Cinema com Rapadura

OPINIÃO   segunda-feira, 17 de outubro de 2005

Vanilla Sky

Um filme num céu de baunilha. Vanilla Sky é isso. Um filme contado pela sutileza. Um filme num simples céu de baunilha. Um filme no qual os pequenos detalhes são os ingredientes principais. Tudo muito bem pensado e planejado pelo diretor Cameron Crowe.

O longa-metragem, de 137 minutos, é uma refilmagem de "Preso na Escuridão", filme espanhol de Alejandro Amenábar, o mesmo diretor de Os Outros e do vencedor do Oscar de Melhor Filme Estrangeiro deste ano, Mar Adentro.

Em Vanilla Sky (Vanilla Sky, 2001), Tom Cruise vive o personagem David Aames, um playboy boa vida que herdou uma grande editora do pai. Sua vida de mulherengo parece chegar ao fim quando se apaixona por Sofia Serrano, interpretada por Penélope Cruz. Entretanto, logo no primeiro ponto de virada do roteiro, sua vida muda completamente. Ao sair da casa de Sofia, David encontra sua amiga-amante, Julie Gianni, personagem de Cameron Diaz. Julie o convence a entrar no carro para conversar e, numa seqüência angustiante, declara seu amor e sua indignação por ser só uma “amiga de cama”. Frustrada, joga o carro de um viaduto com os dois dentro. Ela morre. Ele tem o rosto desfigurado. Daí para a frente, o filme torna-se um mistério. Flashbacks (ou não), ilusões (ou não) e sonhos (ou não) de David.

O roteiro é muito bem cuidado. Nada ficou para trás. Tudo muito bem resolvido. As atuações são boas. Cameron Diaz foi indicada ao Globo de Ouro na categoria Melhor Atriz Coadjuvante. Tom Cruise – que já havia trabalhado com Cameron Crowe em Jerry Maguire – desempenhou sua melhor atuação (talvez não melhor do que no sensacional Negócio Arriscado de 1983). Penélope Cruz, apesar da indicação ao Framboesa de Ouro como Pior Atriz, não decepcionou, interpretando, uma personagem que foge do estereótipo de mulher latina, sexy e envolvente.

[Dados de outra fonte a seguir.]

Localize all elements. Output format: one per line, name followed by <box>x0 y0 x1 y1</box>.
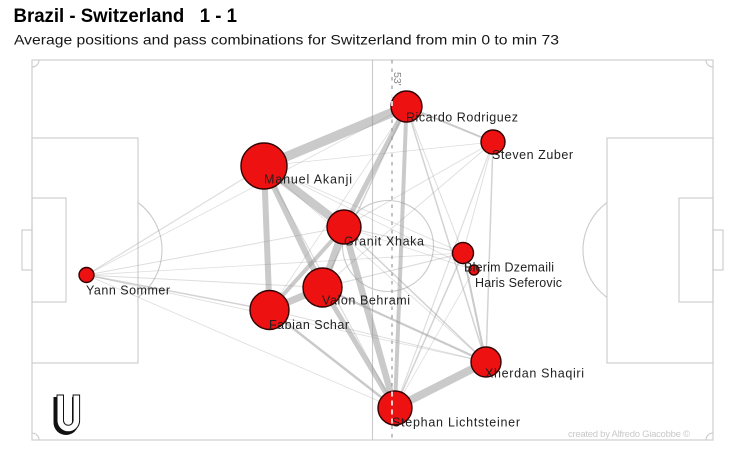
svg-text:Valon Behrami: Valon Behrami <box>322 294 410 308</box>
svg-text:Xherdan Shaqiri: Xherdan Shaqiri <box>485 367 584 381</box>
svg-text:Steven Zuber: Steven Zuber <box>492 148 573 162</box>
svg-text:Granit Xhaka: Granit Xhaka <box>344 235 424 249</box>
svg-text:Manuel Akanji: Manuel Akanji <box>264 173 352 187</box>
svg-text:Average positions and pass com: Average positions and pass combinations … <box>14 32 559 48</box>
svg-text:Stephan Lichtsteiner: Stephan Lichtsteiner <box>392 416 520 430</box>
svg-text:Haris Seferovic: Haris Seferovic <box>475 276 562 290</box>
svg-text:Fabian Schar: Fabian Schar <box>269 318 349 332</box>
svg-text:created by Alfredo Giacobbe ©: created by Alfredo Giacobbe © <box>568 429 690 440</box>
svg-text:Yann Sommer: Yann Sommer <box>86 284 170 298</box>
svg-text:Brazil - Switzerland 1 - 1: Brazil - Switzerland 1 - 1 <box>14 6 238 27</box>
svg-text:53': 53' <box>391 72 403 86</box>
svg-text:Ricardo Rodriguez: Ricardo Rodriguez <box>406 111 518 125</box>
svg-text:Blerim Dzemaili: Blerim Dzemaili <box>464 261 554 275</box>
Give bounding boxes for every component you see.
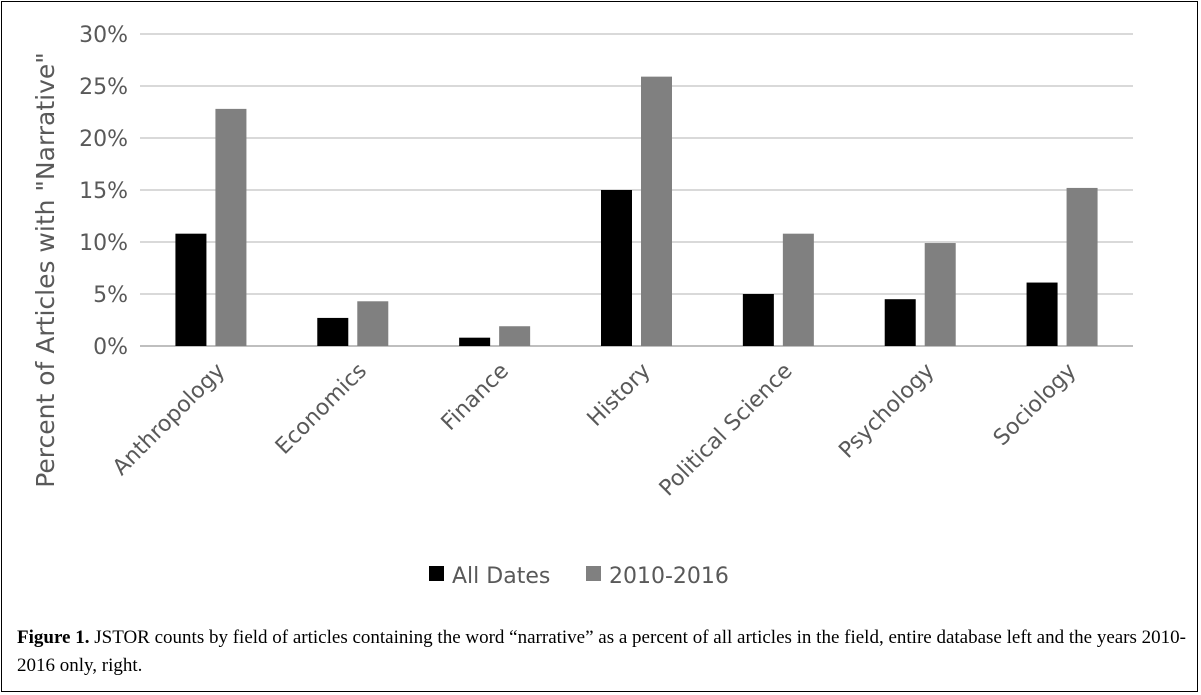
category-labels: Anthropology Economics Finance History Polit… <box>108 359 1081 502</box>
bar-all-dates-sociology <box>1026 282 1058 346</box>
y-tick-label: 10% <box>79 231 128 256</box>
category-label: Sociology <box>989 359 1081 451</box>
bar-chart: 0% 5% 10% 15% 20% 25% 30% Anthropology Economic… <box>31 23 1133 589</box>
figure-caption: Figure 1. JSTOR counts by field of artic… <box>17 624 1187 680</box>
y-tick-labels: 0% 5% 10% 15% 20% 25% 30% <box>79 23 128 360</box>
bar-all-dates-finance <box>459 337 491 346</box>
category-label: Anthropology <box>108 359 230 481</box>
bar-2010-2016-economics <box>357 301 389 346</box>
bar-all-dates-psychology <box>884 299 916 346</box>
bar-2010-2016-history <box>641 76 672 346</box>
y-tick-label: 25% <box>79 75 128 100</box>
y-tick-label: 5% <box>93 283 128 308</box>
y-tick-label: 0% <box>93 335 128 360</box>
legend-swatch <box>586 566 601 581</box>
y-tick-label: 20% <box>79 127 128 152</box>
bars <box>175 76 1098 346</box>
bar-2010-2016-anthropology <box>215 108 247 346</box>
bar-all-dates-anthropology <box>175 233 207 346</box>
bar-all-dates-political-science <box>742 294 774 346</box>
legend-label: All Dates <box>452 564 550 589</box>
legend-label: 2010-2016 <box>609 564 729 589</box>
bar-all-dates-history <box>601 190 632 346</box>
bar-all-dates-economics <box>317 317 349 346</box>
y-tick-label: 30% <box>79 23 128 48</box>
category-label: Psychology <box>835 359 940 464</box>
bar-2010-2016-finance <box>499 326 531 346</box>
legend: All Dates 2010-2016 <box>429 564 729 589</box>
y-axis-label: Percent of Articles with "Narrative" <box>31 52 60 488</box>
bar-2010-2016-psychology <box>924 243 956 346</box>
y-tick-label: 15% <box>79 179 128 204</box>
category-label: Political Science <box>655 359 798 502</box>
category-label: Economics <box>271 359 372 460</box>
caption-label: Figure 1. <box>17 627 90 648</box>
legend-swatch <box>429 566 444 581</box>
caption-text: JSTOR counts by field of articles contai… <box>17 627 1186 676</box>
category-label: History <box>583 359 656 432</box>
category-label: Finance <box>437 359 514 436</box>
bar-2010-2016-political-science <box>782 233 814 346</box>
gridlines <box>140 33 1133 347</box>
bar-2010-2016-sociology <box>1066 187 1098 346</box>
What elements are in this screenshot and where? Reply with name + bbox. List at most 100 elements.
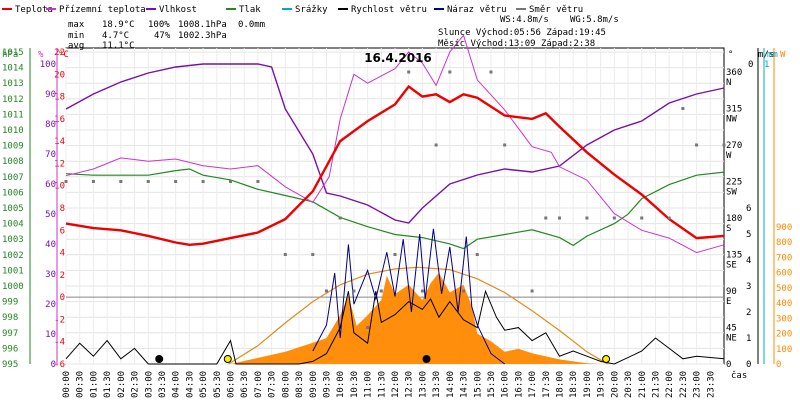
tick-dir: SW xyxy=(726,188,737,198)
stat-ws: WS:4.8m/s xyxy=(500,15,549,25)
tick-c: -2 xyxy=(54,315,65,325)
tick-time: 19:30 xyxy=(597,371,607,398)
tick-dir: NE xyxy=(726,334,737,344)
legend-label: Přízemní teplota xyxy=(59,5,146,15)
tick-time: 22:30 xyxy=(679,371,689,398)
tick-hpa: 999 xyxy=(2,298,18,308)
wind-dir-point xyxy=(119,180,123,183)
tick-ms-top: 0 xyxy=(748,60,753,70)
tick-time: 11:00 xyxy=(364,371,374,398)
stat-max-temp: 18.9°C xyxy=(102,20,135,30)
tick-time: 12:00 xyxy=(391,371,401,398)
stat-avg-temp: 11.1°C xyxy=(102,41,135,51)
wind-dir-point xyxy=(640,216,644,220)
tick-hpa: 1003 xyxy=(2,235,24,245)
tick-time: 16:00 xyxy=(501,371,511,398)
series-radiation-area xyxy=(203,272,601,364)
stat-sun: Slunce Východ:05:56 Západ:19:45 xyxy=(438,28,606,38)
tick-c: 8 xyxy=(60,204,65,214)
stat-avg-label: avg xyxy=(68,41,84,51)
tick-deg: 225 xyxy=(726,178,742,188)
tick-hpa: 1012 xyxy=(2,95,24,105)
series-pressure-line xyxy=(65,168,725,250)
stat-max-hum: 100% xyxy=(148,20,170,30)
legend-label: Srážky xyxy=(295,5,328,15)
tick-w: 500 xyxy=(776,284,792,294)
tick-time: 23:00 xyxy=(693,371,703,398)
tick-deg: 90 xyxy=(726,287,737,297)
axis-label-pct: % xyxy=(38,50,44,60)
tick-hpa: 997 xyxy=(2,329,18,339)
wind-dir-point xyxy=(544,216,548,220)
stat-moon: Měsíc Východ:13:09 Západ:2:38 xyxy=(438,39,595,49)
legend-label: Tlak xyxy=(239,5,261,15)
wind-dir-point xyxy=(283,253,287,256)
tick-c: 2 xyxy=(60,271,65,281)
tick-time: 14:30 xyxy=(460,371,470,398)
tick-deg: 135 xyxy=(726,251,742,261)
wind-dir-point xyxy=(352,289,356,293)
tick-pct: 20 xyxy=(45,300,56,310)
tick-hpa: 1015 xyxy=(2,48,24,58)
tick-w: 400 xyxy=(776,299,792,309)
wind-dir-point xyxy=(530,289,534,293)
stat-min-label: min xyxy=(68,31,84,41)
tick-time: 07:30 xyxy=(268,371,278,398)
tick-pct: 50 xyxy=(45,210,56,220)
tick-time: 06:30 xyxy=(240,371,250,398)
tick-hpa: 1002 xyxy=(2,251,24,261)
legend-label: Teplota xyxy=(15,5,53,15)
series-clear-sky-line xyxy=(228,266,608,365)
tick-time: 20:00 xyxy=(610,371,620,398)
tick-time: 22:00 xyxy=(665,371,675,398)
axis-label-hpa: hPa xyxy=(2,50,18,60)
legend-label: Rychlost větru xyxy=(351,5,427,15)
wind-dir-point xyxy=(174,180,178,183)
tick-dir: SE xyxy=(726,261,737,271)
tick-deg: 360 xyxy=(726,68,742,78)
tick-w: 300 xyxy=(776,314,792,324)
stat-min-hum: 47% xyxy=(154,31,171,41)
wind-dir-point xyxy=(489,70,493,74)
tick-hpa: 1000 xyxy=(2,282,24,292)
stat-max-rain: 0.0mm xyxy=(238,20,265,30)
tick-time: 08:30 xyxy=(295,371,305,398)
wind-dir-point xyxy=(379,289,383,293)
tick-w: 800 xyxy=(776,238,792,248)
tick-time: 01:00 xyxy=(89,371,99,398)
tick-w: 700 xyxy=(776,253,792,263)
legend-label: Směr větru xyxy=(529,5,583,15)
wind-dir-point xyxy=(434,143,438,147)
tick-c: 14 xyxy=(54,137,65,147)
wind-dir-point xyxy=(366,326,370,329)
tick-c: 10 xyxy=(54,182,65,192)
tick-hpa: 1001 xyxy=(2,266,24,276)
tick-time: 21:00 xyxy=(638,371,648,398)
tick-time: 13:30 xyxy=(432,371,442,398)
stat-max-label: max xyxy=(68,20,85,30)
tick-w: 200 xyxy=(776,330,792,340)
tick-time: 01:30 xyxy=(103,371,113,398)
sun-moon-marker xyxy=(422,355,431,363)
tick-ms: 4 xyxy=(746,256,751,266)
tick-time: 19:00 xyxy=(583,371,593,398)
wind-dir-point xyxy=(201,180,205,183)
tick-c: 6 xyxy=(60,226,65,236)
tick-pct: 60 xyxy=(45,180,56,190)
stat-min-press: 1002.3hPa xyxy=(178,31,227,41)
tick-deg: 180 xyxy=(726,214,742,224)
tick-time: 20:30 xyxy=(624,371,634,398)
tick-hpa: 1009 xyxy=(2,142,24,152)
tick-time: 14:00 xyxy=(446,371,456,398)
tick-hpa: 998 xyxy=(2,313,18,323)
tick-deg: 270 xyxy=(726,141,742,151)
tick-ms: 0 xyxy=(746,360,751,370)
tick-hpa: 1007 xyxy=(2,173,24,183)
wind-dir-point xyxy=(695,143,699,147)
wind-dir-point xyxy=(462,289,466,293)
tick-hpa: 996 xyxy=(2,344,18,354)
series-humidity-line xyxy=(65,63,725,224)
tick-pct: 0 xyxy=(51,360,56,370)
tick-time: 10:00 xyxy=(336,371,346,398)
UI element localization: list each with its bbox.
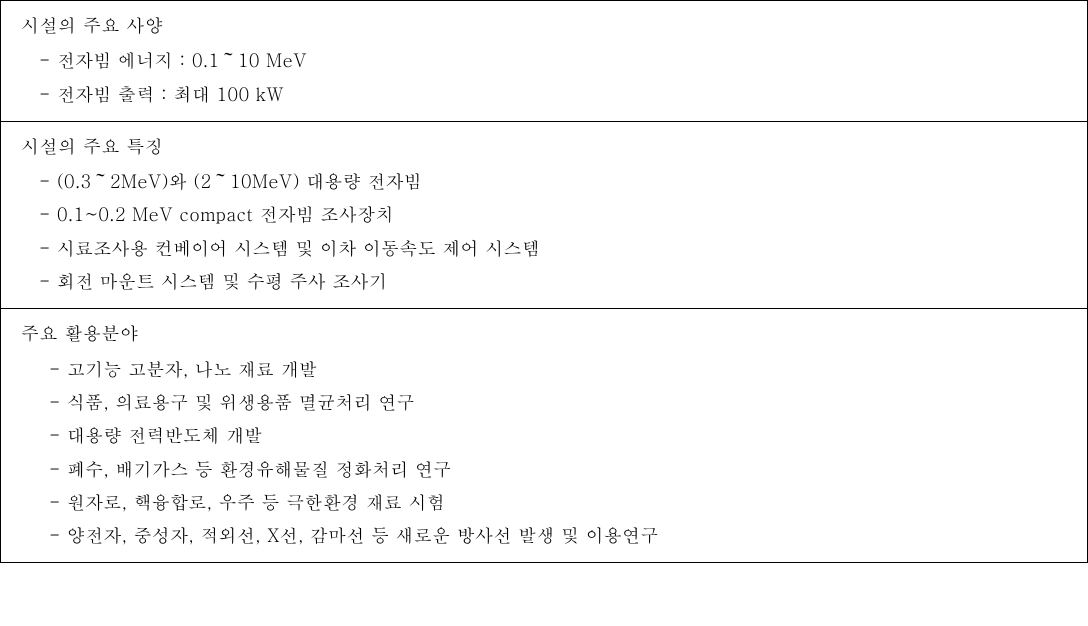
spec-item: - 전자빔 출력 : 최대 100 kW bbox=[21, 78, 1067, 111]
section-title: 주요 활용분야 bbox=[21, 317, 1067, 350]
application-item: - 식품, 의료용구 및 위생용품 멸균처리 연구 bbox=[21, 386, 1067, 419]
application-item: - 양전자, 중성자, 적외선, X선, 감마선 등 새로운 방사선 발생 및 … bbox=[21, 519, 1067, 552]
feature-item: - (0.3～2MeV)와 (2～10MeV) 대용량 전자빔 bbox=[21, 165, 1067, 198]
section-specifications: 시설의 주요 사양 - 전자빔 에너지 : 0.1～10 MeV - 전자빔 출… bbox=[0, 0, 1088, 121]
feature-item: - 시료조사용 컨베이어 시스템 및 이차 이동속도 제어 시스템 bbox=[21, 232, 1067, 265]
section-title: 시설의 주요 사양 bbox=[21, 9, 1067, 42]
application-item: - 고기능 고분자, 나노 재료 개발 bbox=[21, 353, 1067, 386]
spec-table: 시설의 주요 사양 - 전자빔 에너지 : 0.1～10 MeV - 전자빔 출… bbox=[0, 0, 1088, 563]
feature-item: - 회전 마운트 시스템 및 수평 주사 조사기 bbox=[21, 265, 1067, 298]
section-title: 시설의 주요 특징 bbox=[21, 130, 1067, 163]
spec-item: - 전자빔 에너지 : 0.1～10 MeV bbox=[21, 44, 1067, 77]
application-item: - 폐수, 배기가스 등 환경유해물질 정화처리 연구 bbox=[21, 453, 1067, 486]
application-item: - 원자로, 핵융합로, 우주 등 극한환경 재료 시험 bbox=[21, 486, 1067, 519]
application-item: - 대용량 전력반도체 개발 bbox=[21, 419, 1067, 452]
feature-item: - 0.1~0.2 MeV compact 전자빔 조사장치 bbox=[21, 198, 1067, 231]
section-applications: 주요 활용분야 - 고기능 고분자, 나노 재료 개발 - 식품, 의료용구 및… bbox=[0, 308, 1088, 563]
section-features: 시설의 주요 특징 - (0.3～2MeV)와 (2～10MeV) 대용량 전자… bbox=[0, 121, 1088, 308]
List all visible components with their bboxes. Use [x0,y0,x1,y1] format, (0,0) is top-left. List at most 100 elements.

Mas não é somente o roteiro e os atores que tornam este um maravilhoso filme. São, sim, os cuidados com os detalhes. O próprio nome do filme é pensado de forma muito inteligente: Vanilla Sky, que em português significa Céu de Baunilha. Uma alusão ao céu que David, inconscientemente, criou como realidade; o céu de seu quadro preferido. E isso está muito bem colocado no filme, mas, deliberadamente, feito para que só nos demos conta no final, quando o protagonista descobre a razão de todo seu tormento psíquico-amnésico. O céu de baunilha de David aparece pela primeira vez quando ele morre, passando a viver seu eterno sonho, onde decide como quer que seja sua “vida”.

Outro detalhe fundamental e magistralmente bem encaixado na película é quando David descobre que matou Sofia e não Julie. Na linguagem do roteiro cinematográfico, um típico caso de “recompensa” (destacada pela ótima direção de Cameron Crowe). O personagem de Tom Cruise, ao asfixiar com um travesseiro a mulher durante o sexo, no ápice da loucura, não sabe se matou Sofia ou Julie. Ainda com o travesseiro sobre o rosto da amante, David, numa cena de uma sutilidade inimaginável, afasta o braço esquerdo da barriga da mulher. É, então, que observa um sinal. O sinal de Sofia. O sinal que David, em um breve plano durante o filme, havia dito que gostaria de ser. Esse breve e discreto plano foi o suficiente para que o espectador entendesse de imediato porque David afastava lentamente o braço: ele tentava identificar sua amada Sofia por um pequeno sinal na barriga. A “recompensa” fica por conta da gratificação do público em ter prestado atenção na única e rápida vez em que a pinta aparece e, assim, entender a cena em que David descobre que matou seu eterno amor.

Com uma trilha sonora também impecável (foi indicado ao Oscar e ao Globo de Ouro por melhor Canção Original), Vanilla Sky é isso. Sutil, feito de pequenos detalhes, pequenos sinais bem marcados ao longo do filme. Um soco no estômago, sim, pela sua história, sua mensagem, seus conflitos e dramas. Mas um soco dado com leveza. Um soco dado com Vanilla.